Abstract
Encoding a conserved protein of unknown function, the Medicago truncatula RDN1 gene is involved in autoregulation of nodulation through signaling in the root. In contrast, the SUNN kinase in M. truncatula has been shown by grafting of mutant scions to control nodule number in the root by communication of a signal from the shoot to the root. GUS staining patterns resulting from expression of the SUNN promoter fused to uidA showed expression of SUNN in most parts of plant including the root, but confined to the vascular tissue, a pattern that overlaps with that published for RDN1. Real Time qRT-PCR analysis showed levels of both SUNN RNA and RDN1 RNA did not change significantly during early nodulation signaling (0–72 h after inoculation). The similarity in expression in cell types strongly suggests vascular signaling for nodule number regulation, while the lack of changes over early nodule development suggest post transcriptional mechanisms such as protein association or phosphorylation transmit the signal.

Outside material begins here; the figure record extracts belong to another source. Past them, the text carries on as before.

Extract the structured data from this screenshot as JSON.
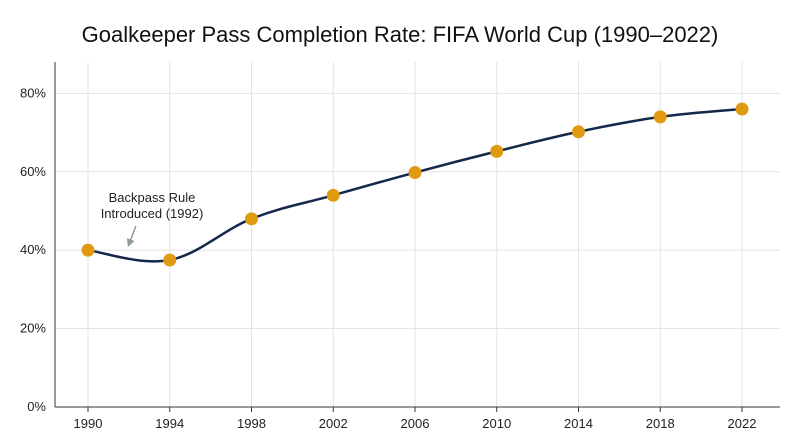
{
  "chart_data": {
    "type": "line",
    "title": "Goalkeeper Pass Completion Rate: FIFA World Cup (1990–2022)",
    "xlabel": "",
    "ylabel": "",
    "x": [
      "1990",
      "1994",
      "1998",
      "2002",
      "2006",
      "2010",
      "2014",
      "2018",
      "2022"
    ],
    "series": [
      {
        "values": [
          40,
          37.5,
          48,
          54,
          59.8,
          65.2,
          70.2,
          74,
          76
        ]
      }
    ],
    "ylim": [
      0,
      88
    ],
    "yticks": [
      0,
      20,
      40,
      60,
      80
    ],
    "ytick_labels": [
      "0%",
      "20%",
      "40%",
      "60%",
      "80%"
    ],
    "grid": true,
    "legend": "none",
    "annotation": {
      "lines": [
        "Backpass Rule",
        "Introduced (1992)"
      ],
      "x": 1992,
      "y": 40
    },
    "colors": {
      "line": "#14284b",
      "marker": "#e09a12",
      "annotation_arrow": "#8f9a92"
    }
  }
}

Keywords: autoregulation of nodulation, gene expression, nodulation
The symbiosis between legumes and rhizobia involves signaling, response and regulation by both the bacterial and plant partners. The regulation of nodule number by the plant, termed “autoregulation,” includes a long distance signal transduction pathway involving both the shoot and the root. Because supporting active nodules has an energy cost to the plant in the range of 12–17 g of carbon per gram of nitrogen obtained,1 regulation of nodule number by the plant presumably balances the need for fixed nitrogen with the cost of supporting the bacteria. Isolation of plant mutants unable to regulate the number of nodules that form on the roots identified multiple genes encoding proteins that control nodule number from different parts of the plant (for review, see refs. 2 and 3). Grafting experiments in which mutant shoots were grafted onto wild-type roots and the reciprocal experiments of wild type shoots grafted onto mutant roots revealed that for some genes, the genotype of the shoot determined the number of nodules that formed on the root, while for other genes, it was the genotype of the root which determined the number of nodules that formed.2,3 We recently identified a gene, RDN1 (ROOT DETERMINED NODULATION 1), that controls nodule number from the root but is expressed in both shoots and roots.4 A fusion of the RDN1 promoter to the uidA (GUS) gene gave staining in the vasculature of transgenic roots.4
The SUNN gene in M. truncatula encodes a leucine-rich repeat receptor kinase that controls nodule number from the shoot but like RDN1 is expressed in both shoots and roots.5 To assess tissue-level expression of SUNN, we constructed a transgenic M. truncatula plant containing 1360 bp of sequence upstream of SUNN driving expression of an mGFP-GUS gene fusion. This construct includes the entire region of 5′ DNA between the start of the SUNN coding sequence up to and including the next genetic landmark, a genomic MITE insertion. The construct was transformed into wild type (A17) M. truncatula using the protocol of Zhou, et al.6 and detection of GUS was via the protocol of Jefferson et al.7
The expression of this construct in T3 plants gave a very similar pattern of expression to that reported for the RDN1 reporter construct. The GUS staining pattern indicated expression in the vasculature of many tissues including leaves, petioles, stems and roots (Fig. 1). The staining was often in cell layers adjacent to phloem cells in tissues examined under higher magnification. For example, staining was seen in the procambium in petioles (Fig. 1B) and stems (Fig. 1D and E), and the cells surrounding the primary phloem in roots (Fig. 1F). Despite the fact that SUNN regulates nodule formation, nodule expression was limited to the vasculature (Fig. 1G and H). No staining was observed in shoot meristematic tissue with faint staining in the vasculature leading to the meristem (Fig. 1I). These results were consistent with those of Nontachaiyapoom et al. who examined the orthologous soybean NARK and Lotus HAR1 promoters in a L. japonicus background.8 They reported sequence conservation between the promoters of the Lotus, Medicago and Glycine orthologs including a sequence element driving vascular specific expression and our results confirm this experimentally in the Medicago background.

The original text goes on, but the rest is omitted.